Die Erwachsenen hatten damals ernste Bedenken, dass wir Kinder Spätfolgen davontragen würden, wenn wir den ganzen Tag “Balla, balla” hören, später dann ergänzt um “Yummy, yummi, yummy”, “hippy hippy shake” und “wooly booly”. Aber die menschliche Natur ist weit stabiler als die Vorstellung der Pädagogen das zulässt, ich selbst zum Beispiel bin ohne alle Spätfolgen davongekommen. Für die Erwachsenen war das Ganze völlig unerklärlich, wir Kinder verstanden es sofort: das hier war das Ende des Mittelalters, der brummelnden Nazis und der geistlosen Konfessionskämpfe. Denn das war diesen Reaktionären sofort klar: egal was mit diesem balla balla gemeint war, es hatte das Davon schwimmen ihrer Felle zur Folge.
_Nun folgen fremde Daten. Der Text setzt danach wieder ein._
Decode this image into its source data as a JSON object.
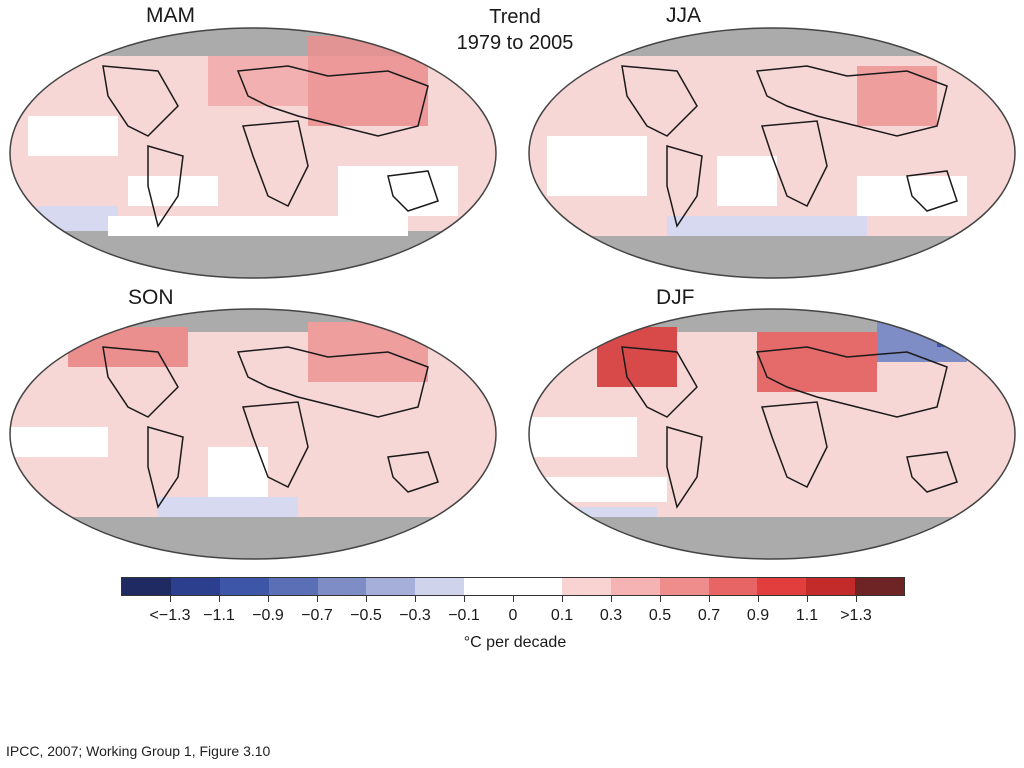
{
  "trend_title": {
    "line1": "Trend",
    "line2": "1979 to 2005"
  },
  "panels": [
    {
      "name": "MAM"
    },
    {
      "name": "JJA"
    },
    {
      "name": "SON"
    },
    {
      "name": "DJF"
    }
  ],
  "colorbar": {
    "colors": [
      "#1f2a63",
      "#2c3f8f",
      "#3e56a8",
      "#5a6fb6",
      "#7f8dc6",
      "#a6afd9",
      "#cfd3ec",
      "#ffffff",
      "#ffffff",
      "#f9d2d2",
      "#f5b3b3",
      "#ef8d8d",
      "#e86565",
      "#e23e3e",
      "#c32a2a",
      "#6e2424"
    ],
    "tick_labels": [
      "<−1.3",
      "−1.1",
      "−0.9",
      "−0.7",
      "−0.5",
      "−0.3",
      "−0.1",
      "0",
      "0.1",
      "0.3",
      "0.5",
      "0.7",
      "0.9",
      "1.1",
      ">1.3"
    ],
    "unit": "°C per decade"
  },
  "caption": "IPCC, 2007; Working Group 1, Figure 3.10",
  "colors": {
    "land_missing": "#a9a9a9",
    "ocean_base": "#f6d3d3",
    "coast": "#1a1a1a"
  }
}
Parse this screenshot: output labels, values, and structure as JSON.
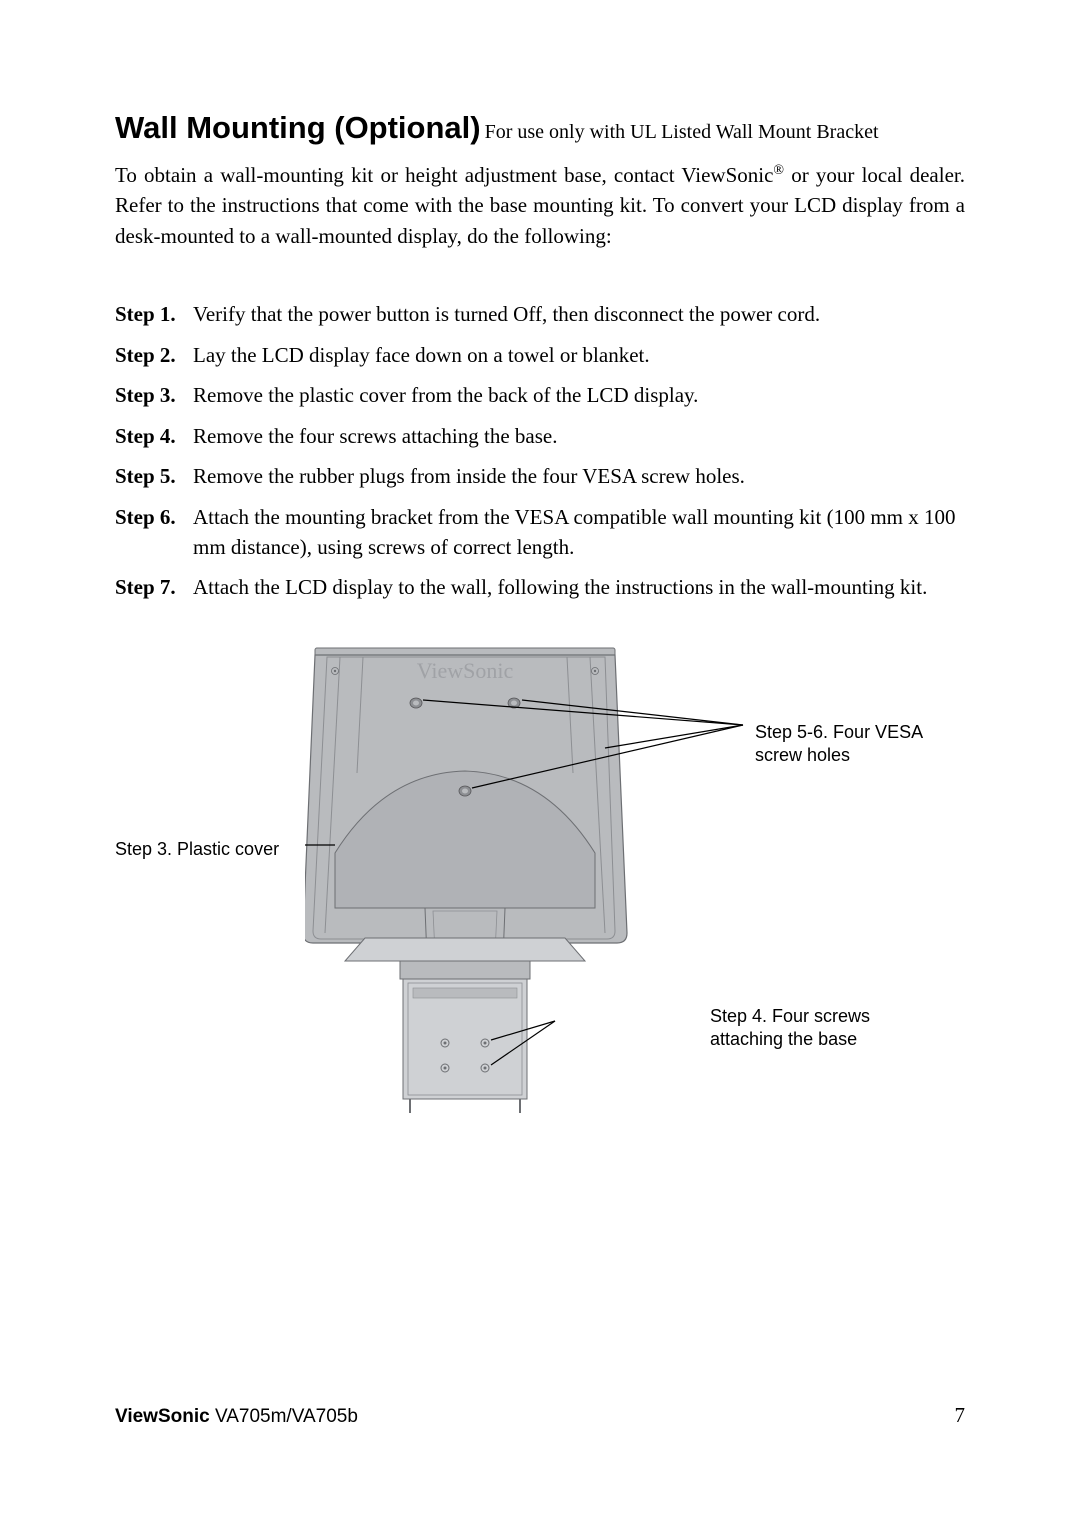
{
  "heading": {
    "main": "Wall Mounting (Optional)",
    "sub": "For use only with UL Listed Wall Mount Bracket"
  },
  "intro": {
    "pre": "To obtain a wall-mounting kit or height adjustment base, contact ViewSonic",
    "reg": "®",
    "post": " or your local dealer. Refer to the instructions that come with the base mounting kit. To convert your LCD display from a desk-mounted to a wall-mounted display, do the following:"
  },
  "steps": [
    {
      "label": "Step 1.",
      "text": "Verify that the power button is turned Off, then disconnect the power cord."
    },
    {
      "label": "Step 2.",
      "text": "Lay the LCD display face down on a towel or blanket."
    },
    {
      "label": "Step 3.",
      "text": "Remove the plastic cover from the back of the LCD display."
    },
    {
      "label": "Step 4.",
      "text": "Remove the four screws attaching the base."
    },
    {
      "label": "Step 5.",
      "text": "Remove the rubber plugs from inside the four VESA screw holes."
    },
    {
      "label": "Step 6.",
      "text": "Attach the mounting bracket from the VESA compatible wall mounting kit (100 mm x 100 mm distance), using screws of correct length."
    },
    {
      "label": "Step 7.",
      "text": "Attach the LCD display to the wall, following the instructions in the wall-mounting kit."
    }
  ],
  "callouts": {
    "left": "Step 3. Plastic cover",
    "rightTop": "Step 5-6. Four VESA screw holes",
    "rightBottom": "Step 4. Four screws attaching the base"
  },
  "diagram": {
    "logo": "ViewSonic",
    "colors": {
      "body": "#b9bbbe",
      "bodyDark": "#9fa2a6",
      "line": "#6d6f73",
      "lineDark": "#565659",
      "baseLight": "#cfd1d4",
      "text": "#a8aaae"
    }
  },
  "footer": {
    "brand": "ViewSonic",
    "model": "  VA705m/VA705b",
    "page": "7"
  }
}
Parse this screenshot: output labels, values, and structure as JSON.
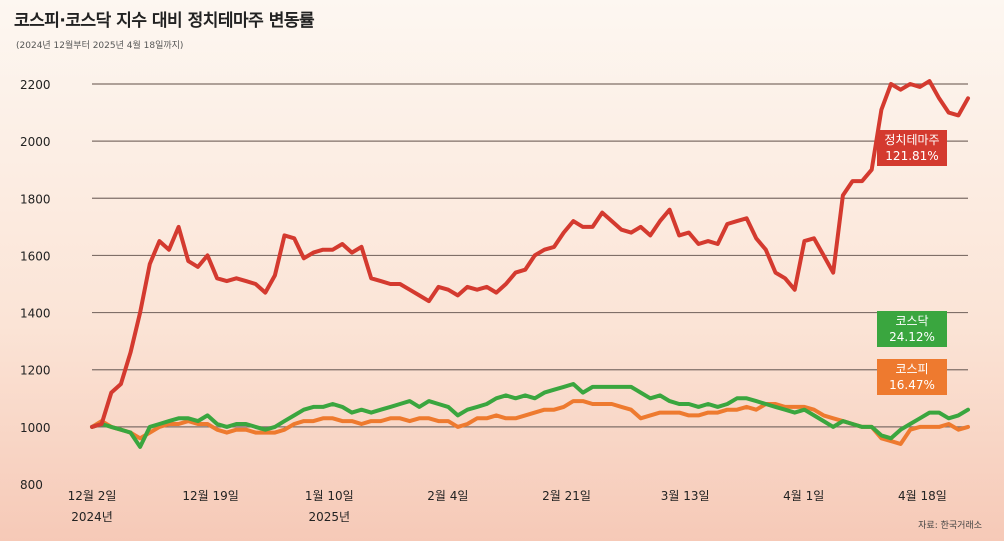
{
  "title": "코스피·코스닥 지수 대비 정치테마주 변동률",
  "subtitle": "(2024년 12월부터 2025년 4월 18일까지)",
  "source": "자료: 한국거래소",
  "colors": {
    "theme": "#d43a2f",
    "kosdaq": "#3aa63f",
    "kospi": "#ee7a2f",
    "grid": "#7f6f68"
  },
  "chart_data": {
    "type": "line",
    "ylim": [
      800,
      2200
    ],
    "yticks": [
      800,
      1000,
      1200,
      1400,
      1600,
      1800,
      2000,
      2200
    ],
    "xlim": [
      0,
      96
    ],
    "xticks": [
      {
        "x": 0,
        "label": "12월 2일",
        "sub": "2024년"
      },
      {
        "x": 13,
        "label": "12월 19일",
        "sub": ""
      },
      {
        "x": 26,
        "label": "1월 10일",
        "sub": "2025년"
      },
      {
        "x": 39,
        "label": "2월 4일",
        "sub": ""
      },
      {
        "x": 52,
        "label": "2월 21일",
        "sub": ""
      },
      {
        "x": 65,
        "label": "3월 13일",
        "sub": ""
      },
      {
        "x": 78,
        "label": "4월 1일",
        "sub": ""
      },
      {
        "x": 91,
        "label": "4월 18일",
        "sub": ""
      }
    ],
    "series": [
      {
        "name": "정치테마주",
        "change": "121.81%",
        "color": "#d43a2f",
        "values": [
          1000,
          1010,
          1120,
          1150,
          1260,
          1400,
          1570,
          1650,
          1620,
          1700,
          1580,
          1560,
          1600,
          1520,
          1510,
          1520,
          1510,
          1500,
          1470,
          1530,
          1670,
          1660,
          1590,
          1610,
          1620,
          1620,
          1640,
          1610,
          1630,
          1520,
          1510,
          1500,
          1500,
          1480,
          1460,
          1440,
          1490,
          1480,
          1460,
          1490,
          1480,
          1490,
          1470,
          1500,
          1540,
          1550,
          1600,
          1620,
          1630,
          1680,
          1720,
          1700,
          1700,
          1750,
          1720,
          1690,
          1680,
          1700,
          1670,
          1720,
          1760,
          1670,
          1680,
          1640,
          1650,
          1640,
          1710,
          1720,
          1730,
          1660,
          1620,
          1540,
          1520,
          1480,
          1650,
          1660,
          1600,
          1540,
          1810,
          1860,
          1860,
          1900,
          2110,
          2200,
          2180,
          2200,
          2190,
          2210,
          2150,
          2100,
          2090,
          2150
        ]
      },
      {
        "name": "코스닥",
        "change": "24.12%",
        "color": "#3aa63f",
        "values": [
          1000,
          1010,
          1000,
          990,
          980,
          930,
          1000,
          1010,
          1020,
          1030,
          1030,
          1020,
          1040,
          1010,
          1000,
          1010,
          1010,
          1000,
          990,
          1000,
          1020,
          1040,
          1060,
          1070,
          1070,
          1080,
          1070,
          1050,
          1060,
          1050,
          1060,
          1070,
          1080,
          1090,
          1070,
          1090,
          1080,
          1070,
          1040,
          1060,
          1070,
          1080,
          1100,
          1110,
          1100,
          1110,
          1100,
          1120,
          1130,
          1140,
          1150,
          1120,
          1140,
          1140,
          1140,
          1140,
          1140,
          1120,
          1100,
          1110,
          1090,
          1080,
          1080,
          1070,
          1080,
          1070,
          1080,
          1100,
          1100,
          1090,
          1080,
          1070,
          1060,
          1050,
          1060,
          1040,
          1020,
          1000,
          1020,
          1010,
          1000,
          1000,
          970,
          960,
          990,
          1010,
          1030,
          1050,
          1050,
          1030,
          1040,
          1060
        ]
      },
      {
        "name": "코스피",
        "change": "16.47%",
        "color": "#ee7a2f",
        "values": [
          1000,
          1020,
          1000,
          990,
          980,
          960,
          980,
          1000,
          1010,
          1010,
          1020,
          1010,
          1010,
          990,
          980,
          990,
          990,
          980,
          980,
          980,
          990,
          1010,
          1020,
          1020,
          1030,
          1030,
          1020,
          1020,
          1010,
          1020,
          1020,
          1030,
          1030,
          1020,
          1030,
          1030,
          1020,
          1020,
          1000,
          1010,
          1030,
          1030,
          1040,
          1030,
          1030,
          1040,
          1050,
          1060,
          1060,
          1070,
          1090,
          1090,
          1080,
          1080,
          1080,
          1070,
          1060,
          1030,
          1040,
          1050,
          1050,
          1050,
          1040,
          1040,
          1050,
          1050,
          1060,
          1060,
          1070,
          1060,
          1080,
          1080,
          1070,
          1070,
          1070,
          1060,
          1040,
          1030,
          1020,
          1010,
          1000,
          1000,
          960,
          950,
          940,
          990,
          1000,
          1000,
          1000,
          1010,
          990,
          1000
        ]
      }
    ]
  }
}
Und man konnte noch etwas anderes heraushören, wenn man aufpasste : den Wunsch nach einer klassenlosen Gesellschaft, ein Verdacht, der sich kurz darauf bestätigen sollte. Irgendwie fanden die Leute, etwas anderes komme ja gar nicht in Frage, wenn demnächst zur Mondlandung angesetzt wird. Ein Zusammenhang, der so nicht im Geringsten existiert, aber man wollte es eben so und nicht anders sehen.

Stets ist die Aussicht auf Klassenlosigkeit von großer Begeisterung begleitet , deren Vertonung zwar gelang, jedoch standen passende Texte nicht zur Verfügung, und um in Lächerlichkeit endende Versuche zu vermeiden, entschied man sich eben für “balla balla”. Um nicht ganz grundlos daher zukommen, wurde die Begeisterung auf ein in diesem Singzusammenhang eigentlich überflüssiges und höchsten als Zugabe erforderliches Baby projiziert. Ich will ja die Parallele nicht über strapazieren, aber was ist eine Fußball-WM anderes, als das Versprechen einer zeitweisen
Klassenlosigkeit ? Müller hat nichts, kann nichts, ist nichts. Aber wenn sein Team Weltmeister wird, hat er die Chance, dass dies für ein paar Tage in den Hintergrund tritt und er ohne Ansehen der Person der Herr Müller ist. Und da, in diesem Moment taucht das alte Fossil von 1964 wieder auf. Das scheint mit zusammen zu gehören. Gut das es doch noch alternative Medizin gibt.